# DIY canopy/hood need help...



## PapaLoc (Mar 5, 2006)

Im building a new canopy for my small 50litre aquarium.

My questions is what I should use to coat the wood with. It will obviously become exposed to extreme humidity for a very long time. Im not interested in seeing my work mould and bend ect. So what should I use?

Some kind of special paint, or some kind of furnish or something?

I hope someone has some experience and can point me in the right direction.


----------



## cwlodarczyk (Sep 18, 2005)

Anything which seals the wood against moisture will be fine. It really depends on how you would like the final product to look. If you decide to paint then the paint should seal on it's own in most cases, if you want to stain the wood you can follow with a coat of polyurethane.


----------



## John N. (Dec 11, 2005)

I've spraypainted my hood, and then added 2 coats of polyurethane to give it that nice polished look. Everything it touches the water falls right off. 

-John N.


----------



## Burks (May 25, 2006)

Sorry to butt in but would something like a computer fan be used to help cool the fixture? Picked up 4 of them (30mm I believe) over the weekend for $1. 12v too.


----------



## hoppycalif (Apr 7, 2005)

Burks said:


> Sorry to butt in but would something like a computer fan be used to help cool the fixture? Picked up 4 of them (30mm I believe) over the weekend for $1. 12v too.

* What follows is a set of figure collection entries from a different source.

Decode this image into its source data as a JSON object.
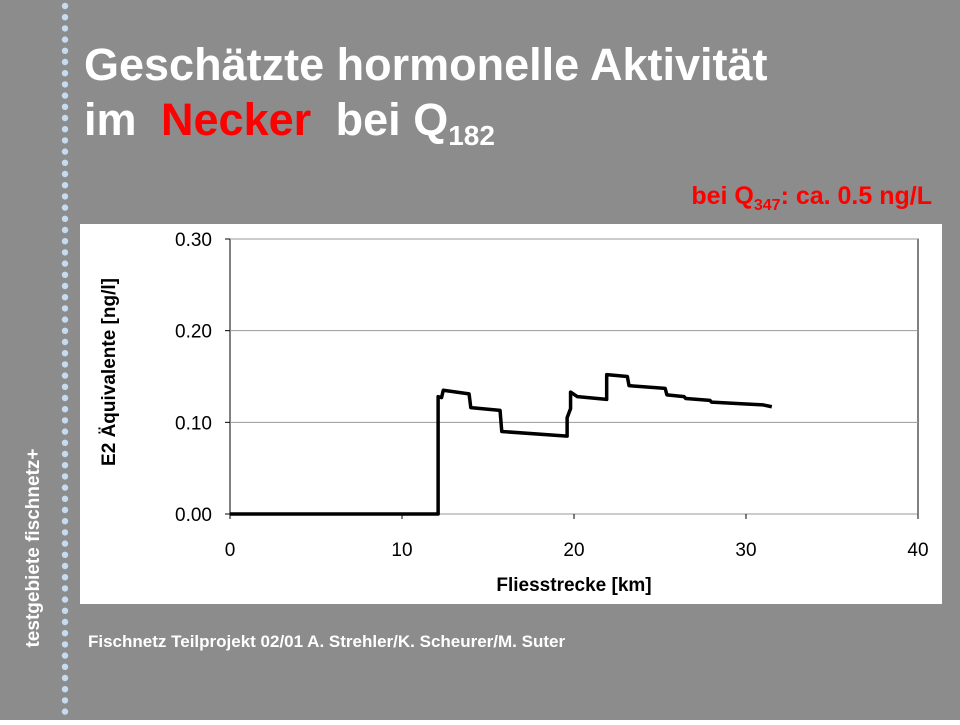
{
  "slide": {
    "title_line1": "Geschätzte hormonelle Aktivität",
    "title_line2": [
      "im",
      "Necker",
      "bei Q",
      "182"
    ],
    "subtitle": [
      "bei Q",
      "347",
      ": ca. 0.5 ng/L"
    ],
    "side_text": "testgebiete fischnetz+",
    "footer": "Fischnetz Teilprojekt 02/01 A. Strehler/K. Scheurer/M. Suter"
  },
  "chart_data": {
    "type": "line",
    "xlabel": "Fliesstrecke  [km]",
    "ylabel": "E2 Äquivalente  [ng/l]",
    "x": [
      0,
      12.1,
      12.1,
      12.3,
      12.4,
      13.9,
      14.0,
      15.7,
      15.8,
      19.6,
      19.6,
      19.8,
      19.8,
      20.2,
      21.9,
      21.9,
      23.1,
      23.2,
      25.3,
      25.4,
      26.4,
      26.5,
      27.9,
      28.0,
      30.0,
      31.0,
      31.5
    ],
    "values": [
      0,
      0,
      0.128,
      0.127,
      0.135,
      0.131,
      0.116,
      0.113,
      0.09,
      0.085,
      0.105,
      0.115,
      0.133,
      0.128,
      0.125,
      0.152,
      0.15,
      0.14,
      0.137,
      0.13,
      0.128,
      0.126,
      0.124,
      0.122,
      0.12,
      0.119,
      0.117
    ],
    "color": "#000000",
    "xlim": [
      0,
      40
    ],
    "xticks": [
      0,
      10,
      20,
      30,
      40
    ],
    "ylim": [
      0,
      0.3
    ],
    "yticks": [
      {
        "value": 0,
        "label": "0.00"
      },
      {
        "value": 0.1,
        "label": "0.10"
      },
      {
        "value": 0.2,
        "label": "0.20"
      },
      {
        "value": 0.3,
        "label": "0.30"
      }
    ],
    "grid": true
  }
}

Yes, a small computer fan in the end of the hood, aimed at the water, will do a lot to cool the fixture as well as the water. That is assuming there are ample vent holes in the hood. I use a 40 mm diameter one.


----------



## PapaLoc (Mar 5, 2006)

Polyurethane...

Well, when I finally get my local Danish paint store to understand what that is i'm home free 

Thanks for the replies guys, no bad excuses now, the unfinished project has been sitting in my basement for too long now


----------



## bpimm (Jun 12, 2006)

I use west systems Marine epoxy. mix it then thin it down with about 25% acetone brush it on and it will penetrate into the wood and seal it very good. I make my own wood trim to replace the plastic junk that comes on the tanks and have had no problems with the epoxy. The other benefit of epoxy is it will penetrate any joints that may not be perfect and strengthen them also. you can stain the wood first if you want a natural finish or you can paint over it. it doesn't lay down as good as other finishes so you need to sand it smooth then apply a coat of poly. or finish of your choice. I've had poly fail at the joints but so far not the epoxy. Drawbacks are its harder to work with, and it's expensive.

Good Luck
Brian


----------



## hoppycalif (Apr 7, 2005)

One more suggestion: Try very hard to decide on all of the cut outs you will need before you finish it. It is a royal pain to have to go back and touch up the raw wood when you make a new cut out later.


----------



## PapaLoc (Mar 5, 2006)

Duly noted.


----------



## jeff63851 (Feb 23, 2005)

Burks said:


> Sorry to butt in but would something like a computer fan be used to help cool the fixture? Picked up 4 of them (30mm I believe) over the weekend for $1. 12v too.


Where did you get them?


----------



## Burks (May 25, 2006)

jeff63851 said:


> Where did you get them?


Flea market in Tiffin


----------